# Schemes associated to algebraic cycles and local complete intersection

We know that for an effective divisor on a smooth projective variety there is a natural way of associating to it a scheme, in particular using the Cartier divisor. Can we do the same for higher codimension effective algebraic cycles? More precisely, let $X$ be a smooth projective variety and $Z_c:=\sum_i a_iZ_i$ be an algebraic cycle on $X$, where $Z_i$ are integral of the same codimension and $a_i>0$. Then,

1) Is there a natural way of associating to $Z_c$ a scheme $Z$ such that the corresponding segre class $s(Z,X)$ (notation as in Fulton's Intersection theory, chapter $4$) is the cycle $Z_c$?

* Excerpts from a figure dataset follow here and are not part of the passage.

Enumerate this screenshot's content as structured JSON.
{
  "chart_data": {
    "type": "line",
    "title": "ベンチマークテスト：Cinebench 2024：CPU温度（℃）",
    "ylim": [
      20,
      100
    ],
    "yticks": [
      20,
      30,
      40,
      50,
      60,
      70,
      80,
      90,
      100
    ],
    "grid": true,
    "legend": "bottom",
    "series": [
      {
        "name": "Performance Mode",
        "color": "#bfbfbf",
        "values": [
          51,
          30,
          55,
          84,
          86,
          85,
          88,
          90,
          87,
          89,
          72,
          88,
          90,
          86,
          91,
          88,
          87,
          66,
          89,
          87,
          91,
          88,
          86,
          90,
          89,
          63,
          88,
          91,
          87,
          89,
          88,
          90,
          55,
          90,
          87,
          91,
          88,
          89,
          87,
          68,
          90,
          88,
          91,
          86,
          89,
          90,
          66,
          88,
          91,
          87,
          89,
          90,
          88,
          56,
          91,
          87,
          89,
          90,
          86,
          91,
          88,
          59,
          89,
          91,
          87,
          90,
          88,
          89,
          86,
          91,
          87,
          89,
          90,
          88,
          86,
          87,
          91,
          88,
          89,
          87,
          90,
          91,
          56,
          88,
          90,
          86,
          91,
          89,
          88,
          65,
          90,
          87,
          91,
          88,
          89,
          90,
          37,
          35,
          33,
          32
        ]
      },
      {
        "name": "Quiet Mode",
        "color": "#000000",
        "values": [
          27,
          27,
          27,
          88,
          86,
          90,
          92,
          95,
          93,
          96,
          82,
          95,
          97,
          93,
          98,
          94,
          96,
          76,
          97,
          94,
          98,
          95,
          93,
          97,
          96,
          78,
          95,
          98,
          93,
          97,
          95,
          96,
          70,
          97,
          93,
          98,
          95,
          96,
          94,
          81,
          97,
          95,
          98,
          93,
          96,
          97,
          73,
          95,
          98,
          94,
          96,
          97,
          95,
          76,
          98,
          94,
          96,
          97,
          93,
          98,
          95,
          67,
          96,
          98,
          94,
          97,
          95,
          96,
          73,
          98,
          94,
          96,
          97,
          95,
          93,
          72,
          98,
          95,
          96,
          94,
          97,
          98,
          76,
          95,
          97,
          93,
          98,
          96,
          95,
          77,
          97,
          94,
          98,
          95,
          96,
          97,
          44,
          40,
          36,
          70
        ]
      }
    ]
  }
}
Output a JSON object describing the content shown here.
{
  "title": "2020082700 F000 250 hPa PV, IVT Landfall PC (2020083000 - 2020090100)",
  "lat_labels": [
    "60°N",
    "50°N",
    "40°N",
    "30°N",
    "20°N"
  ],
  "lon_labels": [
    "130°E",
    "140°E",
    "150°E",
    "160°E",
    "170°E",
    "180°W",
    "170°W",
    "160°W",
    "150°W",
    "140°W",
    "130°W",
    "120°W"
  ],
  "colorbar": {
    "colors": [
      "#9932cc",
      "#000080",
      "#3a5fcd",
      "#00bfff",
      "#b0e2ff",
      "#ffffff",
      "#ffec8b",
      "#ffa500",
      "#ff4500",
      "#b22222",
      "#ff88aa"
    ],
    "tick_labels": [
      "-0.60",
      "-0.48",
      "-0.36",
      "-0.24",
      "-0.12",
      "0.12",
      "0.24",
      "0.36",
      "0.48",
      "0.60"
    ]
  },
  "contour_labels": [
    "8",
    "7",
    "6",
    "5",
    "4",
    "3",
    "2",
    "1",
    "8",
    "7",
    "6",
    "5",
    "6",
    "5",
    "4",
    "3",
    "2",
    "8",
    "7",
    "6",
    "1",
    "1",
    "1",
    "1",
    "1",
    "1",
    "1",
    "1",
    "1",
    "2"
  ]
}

2) Furthermore, if $Z_{c_{\mathrm{red}}}=\sum_i Z_i$ is local complete intersection subscheme in $X$, then can we find such a $Z$ which is also local complete intersection subscheme in $X$?

1) No, let $X$ be a plane and $Z_i$ a point, then if $Z_c = 2 Z_i$, then the scehme would have to be a length $2$ subcheme supported at the point. But there are a $\mathbb P^1$ of these (the schemes defined by the ideal $(x^2,xy,y^2,ax+by)$) and there is no natural choice.
2) Locally, yes, by taking the $a_i$th power of one of the defining equations. I'm not sure if this sort of local existence can be glued globally - because of the non-naturalness mentioned earlier, this is not clear.